Could you quantify that performance degradation with absolute numbers please?
What differences in performance with how many shaders of what complexity are we talking about?

I shortly tested that with my MDL_renderer example and the scene description scene_mdl_vMaterials.txt and I see a small difference between optixTrace and optixTraverse/Invoke inside the non-SER code path of the integrator which is like 113.25 vs. 112.6 samples per seconds on an RTX 6000 Ada running Widows 10 and 545.84 drivers.
(Same as used here: https://forums.developer.nvidia.com/t/optix-advanced-samples-on-github/48410/14 )
I’m not using a lot of different hit records. That renderer is configuring materials with a few similar hit programs and the rest is done with direct callable programs.

So I would expect a minor difference, maybe due to some hit object data handling.

I would need to test R550 drivers next week if you see anything worse.

Have you checked with Nsight Compute if there is any obvious difference in behavior between the two modes?

If you’re not using optixReorder, there is not much incentive to replace optixTrace against optixTraverse/Involke just because you can.
There are some methods where optixTraverse can be used instead of optixTrace, like the quick shadow ray test shown inside the optixPathTracer example which also does SER.
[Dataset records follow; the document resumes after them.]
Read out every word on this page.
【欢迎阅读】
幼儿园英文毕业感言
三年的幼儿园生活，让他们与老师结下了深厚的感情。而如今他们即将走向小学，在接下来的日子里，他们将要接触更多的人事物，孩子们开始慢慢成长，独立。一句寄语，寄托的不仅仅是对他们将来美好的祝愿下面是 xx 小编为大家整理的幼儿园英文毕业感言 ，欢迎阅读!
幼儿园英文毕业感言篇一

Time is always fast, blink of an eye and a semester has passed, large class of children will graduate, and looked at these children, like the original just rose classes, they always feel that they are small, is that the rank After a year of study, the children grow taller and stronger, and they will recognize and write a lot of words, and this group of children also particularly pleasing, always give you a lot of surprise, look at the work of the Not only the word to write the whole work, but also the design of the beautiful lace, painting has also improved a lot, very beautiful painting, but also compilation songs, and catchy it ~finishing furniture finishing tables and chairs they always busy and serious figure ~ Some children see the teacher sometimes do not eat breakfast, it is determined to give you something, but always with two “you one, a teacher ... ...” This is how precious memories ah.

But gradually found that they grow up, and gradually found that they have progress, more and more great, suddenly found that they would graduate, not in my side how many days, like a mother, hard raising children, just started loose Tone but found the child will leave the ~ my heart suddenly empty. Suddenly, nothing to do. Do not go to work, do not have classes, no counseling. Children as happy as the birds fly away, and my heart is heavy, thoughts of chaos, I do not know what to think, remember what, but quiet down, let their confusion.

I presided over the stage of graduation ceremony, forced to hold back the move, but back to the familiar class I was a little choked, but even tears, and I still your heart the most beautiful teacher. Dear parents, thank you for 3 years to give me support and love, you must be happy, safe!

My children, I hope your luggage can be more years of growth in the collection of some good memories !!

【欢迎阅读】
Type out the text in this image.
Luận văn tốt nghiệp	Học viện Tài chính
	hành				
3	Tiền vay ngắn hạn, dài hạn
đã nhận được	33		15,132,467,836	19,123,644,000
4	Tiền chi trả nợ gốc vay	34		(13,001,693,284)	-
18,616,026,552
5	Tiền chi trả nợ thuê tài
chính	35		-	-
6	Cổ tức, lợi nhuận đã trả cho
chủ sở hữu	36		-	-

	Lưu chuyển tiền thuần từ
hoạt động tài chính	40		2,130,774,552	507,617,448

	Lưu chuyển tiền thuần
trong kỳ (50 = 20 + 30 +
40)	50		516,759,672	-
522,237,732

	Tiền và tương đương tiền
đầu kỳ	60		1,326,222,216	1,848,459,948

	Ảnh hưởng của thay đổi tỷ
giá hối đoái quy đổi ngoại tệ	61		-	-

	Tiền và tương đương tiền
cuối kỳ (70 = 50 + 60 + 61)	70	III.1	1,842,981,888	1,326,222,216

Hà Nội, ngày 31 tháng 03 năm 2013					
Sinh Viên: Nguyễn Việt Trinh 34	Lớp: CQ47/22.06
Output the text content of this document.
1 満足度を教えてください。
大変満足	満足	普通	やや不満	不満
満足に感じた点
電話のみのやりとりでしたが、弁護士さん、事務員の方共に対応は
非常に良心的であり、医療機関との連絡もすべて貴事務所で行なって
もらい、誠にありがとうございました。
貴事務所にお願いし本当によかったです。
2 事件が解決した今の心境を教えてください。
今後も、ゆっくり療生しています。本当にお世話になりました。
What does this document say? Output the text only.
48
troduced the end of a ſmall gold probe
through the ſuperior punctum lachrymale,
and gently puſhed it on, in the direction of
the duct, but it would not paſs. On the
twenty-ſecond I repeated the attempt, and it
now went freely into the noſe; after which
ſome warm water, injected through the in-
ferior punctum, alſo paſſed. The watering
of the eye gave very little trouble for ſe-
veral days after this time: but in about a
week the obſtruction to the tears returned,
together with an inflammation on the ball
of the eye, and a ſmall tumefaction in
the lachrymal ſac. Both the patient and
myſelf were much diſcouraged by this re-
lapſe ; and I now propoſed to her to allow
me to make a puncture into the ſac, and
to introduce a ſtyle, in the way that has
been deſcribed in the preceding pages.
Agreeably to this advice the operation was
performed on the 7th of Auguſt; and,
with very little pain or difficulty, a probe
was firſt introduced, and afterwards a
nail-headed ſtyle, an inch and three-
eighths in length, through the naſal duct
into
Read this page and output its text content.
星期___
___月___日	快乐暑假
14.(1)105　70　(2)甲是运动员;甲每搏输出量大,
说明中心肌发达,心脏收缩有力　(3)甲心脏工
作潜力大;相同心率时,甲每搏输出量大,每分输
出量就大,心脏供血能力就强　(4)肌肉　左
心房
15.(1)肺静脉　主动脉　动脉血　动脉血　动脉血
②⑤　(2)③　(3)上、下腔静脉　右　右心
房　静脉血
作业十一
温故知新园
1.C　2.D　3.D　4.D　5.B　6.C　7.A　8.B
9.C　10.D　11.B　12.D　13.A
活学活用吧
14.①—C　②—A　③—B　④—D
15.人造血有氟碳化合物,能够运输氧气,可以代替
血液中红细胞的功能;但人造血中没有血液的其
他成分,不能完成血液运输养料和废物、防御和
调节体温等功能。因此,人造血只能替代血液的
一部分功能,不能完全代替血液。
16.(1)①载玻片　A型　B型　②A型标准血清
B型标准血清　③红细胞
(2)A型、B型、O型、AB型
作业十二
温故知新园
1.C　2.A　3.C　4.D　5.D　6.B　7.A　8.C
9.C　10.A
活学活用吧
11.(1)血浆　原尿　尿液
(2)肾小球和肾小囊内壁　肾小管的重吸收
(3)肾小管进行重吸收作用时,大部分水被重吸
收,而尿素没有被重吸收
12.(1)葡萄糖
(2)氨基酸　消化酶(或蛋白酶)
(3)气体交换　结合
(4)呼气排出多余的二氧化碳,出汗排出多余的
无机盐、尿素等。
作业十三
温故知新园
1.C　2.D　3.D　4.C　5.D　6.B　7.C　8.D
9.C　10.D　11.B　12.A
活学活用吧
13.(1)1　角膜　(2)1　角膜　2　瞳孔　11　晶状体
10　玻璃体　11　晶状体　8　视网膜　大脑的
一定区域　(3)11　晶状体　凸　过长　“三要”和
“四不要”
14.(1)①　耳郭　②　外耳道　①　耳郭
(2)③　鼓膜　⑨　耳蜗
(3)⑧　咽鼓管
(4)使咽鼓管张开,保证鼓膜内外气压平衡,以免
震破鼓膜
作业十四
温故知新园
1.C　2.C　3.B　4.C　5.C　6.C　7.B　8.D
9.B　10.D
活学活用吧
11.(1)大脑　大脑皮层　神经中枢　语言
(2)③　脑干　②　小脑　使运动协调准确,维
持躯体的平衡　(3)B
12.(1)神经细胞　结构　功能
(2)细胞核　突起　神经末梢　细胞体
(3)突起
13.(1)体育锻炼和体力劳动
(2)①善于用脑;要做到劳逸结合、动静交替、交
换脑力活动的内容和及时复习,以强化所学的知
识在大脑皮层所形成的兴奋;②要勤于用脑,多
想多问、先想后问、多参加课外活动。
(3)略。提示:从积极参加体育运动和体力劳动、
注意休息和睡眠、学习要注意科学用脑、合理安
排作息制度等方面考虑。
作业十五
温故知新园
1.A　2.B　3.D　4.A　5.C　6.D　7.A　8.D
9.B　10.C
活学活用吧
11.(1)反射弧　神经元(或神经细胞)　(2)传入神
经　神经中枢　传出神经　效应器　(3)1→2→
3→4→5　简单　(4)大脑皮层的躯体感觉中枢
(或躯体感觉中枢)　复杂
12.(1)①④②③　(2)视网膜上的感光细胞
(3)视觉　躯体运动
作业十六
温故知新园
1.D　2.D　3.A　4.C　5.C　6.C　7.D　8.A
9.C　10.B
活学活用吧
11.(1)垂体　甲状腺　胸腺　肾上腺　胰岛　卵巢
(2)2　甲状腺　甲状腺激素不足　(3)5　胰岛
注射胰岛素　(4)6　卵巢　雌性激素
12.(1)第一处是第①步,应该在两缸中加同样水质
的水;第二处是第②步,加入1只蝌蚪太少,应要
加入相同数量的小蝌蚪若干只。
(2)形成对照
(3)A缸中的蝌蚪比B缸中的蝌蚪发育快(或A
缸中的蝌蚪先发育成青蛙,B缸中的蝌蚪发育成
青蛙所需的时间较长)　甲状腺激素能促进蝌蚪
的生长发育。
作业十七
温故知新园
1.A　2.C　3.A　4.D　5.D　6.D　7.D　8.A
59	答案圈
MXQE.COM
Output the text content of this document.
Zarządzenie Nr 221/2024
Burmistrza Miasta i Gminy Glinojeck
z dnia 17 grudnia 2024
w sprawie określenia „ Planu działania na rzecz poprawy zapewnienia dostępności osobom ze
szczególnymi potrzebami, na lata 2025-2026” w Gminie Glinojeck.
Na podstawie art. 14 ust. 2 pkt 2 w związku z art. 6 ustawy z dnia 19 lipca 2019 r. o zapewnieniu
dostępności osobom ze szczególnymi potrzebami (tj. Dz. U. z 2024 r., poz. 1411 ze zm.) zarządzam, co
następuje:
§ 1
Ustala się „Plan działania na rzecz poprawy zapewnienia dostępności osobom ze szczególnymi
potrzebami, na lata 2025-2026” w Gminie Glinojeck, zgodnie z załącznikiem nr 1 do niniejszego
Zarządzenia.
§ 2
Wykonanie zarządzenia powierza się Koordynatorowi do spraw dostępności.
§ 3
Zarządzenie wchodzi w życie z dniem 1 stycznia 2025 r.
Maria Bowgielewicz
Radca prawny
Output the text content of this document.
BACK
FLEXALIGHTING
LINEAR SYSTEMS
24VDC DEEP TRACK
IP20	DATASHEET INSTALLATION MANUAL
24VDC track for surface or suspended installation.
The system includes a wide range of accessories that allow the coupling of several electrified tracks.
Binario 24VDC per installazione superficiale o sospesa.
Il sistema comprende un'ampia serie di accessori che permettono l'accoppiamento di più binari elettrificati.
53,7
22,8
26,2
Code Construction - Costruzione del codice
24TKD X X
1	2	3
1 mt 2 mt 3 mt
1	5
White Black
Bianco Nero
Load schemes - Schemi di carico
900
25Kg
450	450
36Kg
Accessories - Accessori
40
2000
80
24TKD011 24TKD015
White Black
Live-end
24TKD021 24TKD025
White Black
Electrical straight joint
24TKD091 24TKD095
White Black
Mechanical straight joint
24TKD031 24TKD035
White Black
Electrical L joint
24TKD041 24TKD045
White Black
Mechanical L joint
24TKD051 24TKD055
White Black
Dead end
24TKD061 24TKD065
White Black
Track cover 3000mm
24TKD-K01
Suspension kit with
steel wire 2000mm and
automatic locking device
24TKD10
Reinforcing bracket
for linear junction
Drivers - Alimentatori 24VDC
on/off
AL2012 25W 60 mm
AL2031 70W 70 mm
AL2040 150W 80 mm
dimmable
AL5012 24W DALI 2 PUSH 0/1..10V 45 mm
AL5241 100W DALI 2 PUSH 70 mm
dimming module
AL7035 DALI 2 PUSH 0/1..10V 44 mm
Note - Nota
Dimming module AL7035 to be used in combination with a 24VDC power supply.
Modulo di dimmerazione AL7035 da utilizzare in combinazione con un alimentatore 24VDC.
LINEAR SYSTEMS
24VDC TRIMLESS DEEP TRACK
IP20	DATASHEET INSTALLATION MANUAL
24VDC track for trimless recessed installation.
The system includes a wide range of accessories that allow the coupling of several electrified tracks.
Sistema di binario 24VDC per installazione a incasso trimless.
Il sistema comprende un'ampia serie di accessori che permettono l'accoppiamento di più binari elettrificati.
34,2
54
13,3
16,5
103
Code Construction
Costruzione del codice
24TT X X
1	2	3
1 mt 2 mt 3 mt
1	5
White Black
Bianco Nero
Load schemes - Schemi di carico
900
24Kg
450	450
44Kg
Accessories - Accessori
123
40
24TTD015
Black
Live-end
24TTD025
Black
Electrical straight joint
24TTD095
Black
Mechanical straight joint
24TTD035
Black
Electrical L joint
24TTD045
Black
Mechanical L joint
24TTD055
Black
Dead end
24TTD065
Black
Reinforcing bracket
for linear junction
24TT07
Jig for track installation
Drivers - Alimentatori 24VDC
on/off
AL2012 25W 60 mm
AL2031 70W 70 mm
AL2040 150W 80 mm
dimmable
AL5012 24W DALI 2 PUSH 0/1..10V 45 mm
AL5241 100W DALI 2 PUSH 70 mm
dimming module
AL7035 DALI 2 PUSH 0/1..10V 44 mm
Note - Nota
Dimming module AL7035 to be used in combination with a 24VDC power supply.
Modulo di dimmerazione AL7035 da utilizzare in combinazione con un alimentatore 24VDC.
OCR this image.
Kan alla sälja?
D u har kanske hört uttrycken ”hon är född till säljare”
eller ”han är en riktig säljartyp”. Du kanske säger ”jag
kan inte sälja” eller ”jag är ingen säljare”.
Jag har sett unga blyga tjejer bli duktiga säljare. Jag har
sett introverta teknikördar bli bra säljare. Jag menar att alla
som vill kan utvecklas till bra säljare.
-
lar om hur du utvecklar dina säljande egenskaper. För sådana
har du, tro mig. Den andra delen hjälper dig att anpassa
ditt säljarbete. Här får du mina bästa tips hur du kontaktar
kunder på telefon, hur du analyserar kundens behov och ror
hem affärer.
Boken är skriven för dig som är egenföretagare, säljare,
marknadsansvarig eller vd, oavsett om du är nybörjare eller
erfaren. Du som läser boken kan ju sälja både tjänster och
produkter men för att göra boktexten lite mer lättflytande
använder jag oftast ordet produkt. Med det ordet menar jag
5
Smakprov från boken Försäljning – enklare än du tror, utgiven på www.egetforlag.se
OK… I think I have found the reason. In the more complex scenes I am also casting occlusion rays, and these were done using optixTrace() also when optixTraverse(); optixInvoke() was used for radiance. Mixing these two approaches gives me slowdown of ~20%. When I swich everywhere to optixTraverse(); optixInvoke() the slowdown is ~1%.
This is anyway important to know, since I’d like to cast 2-3 radiance rays from the primary hit position, re-using manually created hit object. Now I am doing this including also the traversal of the primary ray each time with the optixTrace(). So I know that the change requires changing also that part with occlusion rays.

I started yesterday with testing SER, but got significantly worse performance and started investigating… that was the aim of running optixTraverse(); optixInvoke() without SER.

Mixing these two approaches gives me slowdown of ~20%.

Now that is actually weird. That is not what I have seen above.

I only changed the radiance ray shot inside the ray generation program from optixTrace to optixTraverse/Invoke:
https://github.com/NVIDIA/OptiX_Apps/blob/master/apps/MDL_renderer/shaders/raygeneration.cu#L176
I did not change the shadow ray shot inside the hit programs:
https://github.com/NVIDIA/OptiX_Apps/blob/master/apps/MDL_renderer/shaders/hit.cu#L454

This is anyway important to know, since I’d like to cast 2-3 radiance rays from the primary hit position

From which program domain?
I’m not doing that. Radiance rays are only shot from the ray generation program. There is no recursion in my path tracers at all.
The ray generation program is also where the optixReorder belongs.

re-using manually created hit object.

Why though? There is an implicit hit object after optixTraverse. You’re saving that into a manually generated hit object to be able to reuse it for the following optixTraverse calls? (Code would be helpful.)

(Sidenote issue about hit objects and transformations:
https://forums.developer.nvidia.com/t/understanding-optixtransformnormalfromobjecttoworldspace/285169 )

I started yesterday with testing SER, but got significantly worse performance and started investigating

It can still be that SER is a loss when you’re using too much local memory.
Please read the very first link I posted above with performance experiments I had done.